Non conformatevi a questo mondo, ma siate trasformati mediante il rinnovamento della vostra mente, affinché conosciate per esperienza quale sia la volontà di Dio, la buona, gradita e perfetta volontà. (Romani 12:2)
Un uomo saggio ricevette, una volta, la visita di alcuni amici. “Vorremmo tanto che ci insegnassi quello che hai appreso in tutti questi anni”, disse uno di loro. “Ti abbiamo sempre visto pregare durante tutto questo tempo.

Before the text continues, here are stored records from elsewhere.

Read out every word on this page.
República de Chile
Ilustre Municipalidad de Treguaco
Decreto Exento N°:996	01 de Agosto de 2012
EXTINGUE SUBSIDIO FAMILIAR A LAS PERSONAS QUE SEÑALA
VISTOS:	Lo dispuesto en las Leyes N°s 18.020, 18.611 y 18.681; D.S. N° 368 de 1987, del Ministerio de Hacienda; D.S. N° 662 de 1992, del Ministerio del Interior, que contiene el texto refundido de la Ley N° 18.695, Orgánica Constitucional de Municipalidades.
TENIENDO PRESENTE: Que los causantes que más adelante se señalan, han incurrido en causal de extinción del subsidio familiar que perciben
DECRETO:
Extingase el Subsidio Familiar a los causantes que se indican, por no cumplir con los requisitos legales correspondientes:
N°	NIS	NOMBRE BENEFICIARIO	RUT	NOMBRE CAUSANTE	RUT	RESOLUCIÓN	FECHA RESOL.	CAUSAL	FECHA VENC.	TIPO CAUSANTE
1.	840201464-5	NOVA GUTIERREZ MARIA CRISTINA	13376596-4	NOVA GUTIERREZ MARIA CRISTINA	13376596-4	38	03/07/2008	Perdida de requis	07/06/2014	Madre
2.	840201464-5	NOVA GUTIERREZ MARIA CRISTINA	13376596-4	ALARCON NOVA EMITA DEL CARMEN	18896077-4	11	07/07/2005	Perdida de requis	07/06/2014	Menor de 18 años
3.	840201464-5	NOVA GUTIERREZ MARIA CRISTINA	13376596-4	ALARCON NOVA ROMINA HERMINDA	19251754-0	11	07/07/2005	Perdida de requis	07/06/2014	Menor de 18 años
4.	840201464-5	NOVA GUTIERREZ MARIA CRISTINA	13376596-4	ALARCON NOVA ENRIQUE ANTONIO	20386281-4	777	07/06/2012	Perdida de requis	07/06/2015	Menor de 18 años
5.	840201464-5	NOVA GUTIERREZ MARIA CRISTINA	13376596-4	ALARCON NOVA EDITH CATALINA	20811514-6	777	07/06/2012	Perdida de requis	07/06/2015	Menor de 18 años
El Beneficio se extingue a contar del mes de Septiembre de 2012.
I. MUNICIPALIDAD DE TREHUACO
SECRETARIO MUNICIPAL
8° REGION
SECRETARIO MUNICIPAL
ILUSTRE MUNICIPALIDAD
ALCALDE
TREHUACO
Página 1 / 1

Di cosa parli con Dio? Quali sono le cose importanti che Gli dobbiamo chiedere?”.
L’uomo sorrise e rispose: “All’inizio, avevo il fervore della gioventù, che crede nell’impossibile. Allora, mi inginocchiavo davanti a Dio e gli chiedevo che mi desse la forza per cambiare l’umanità. A poco a poco, mi sono accorto che era un compito superiore alle mie forze. Allora ho cominciato a chiedere a Dio che mi aiutasse a cambiare ciò che mi circondava”.
“In tal caso, possiamo garantirti che il tuo desiderio è stato esaudito in parte”, disse uno degli amici, “perché il tuo esempio è servito per aiutare molta gente”.
“Ho aiutato molta gente con il mio esempio; ma sapevo, comunque, che non era la preghiera perfetta. Solo adesso, alla fine della mia vita, ho capito qual era la richiesta che avrebbe dovuto essere fatta fin dall’inizio: che io fosso capace di cambiare me stesso”.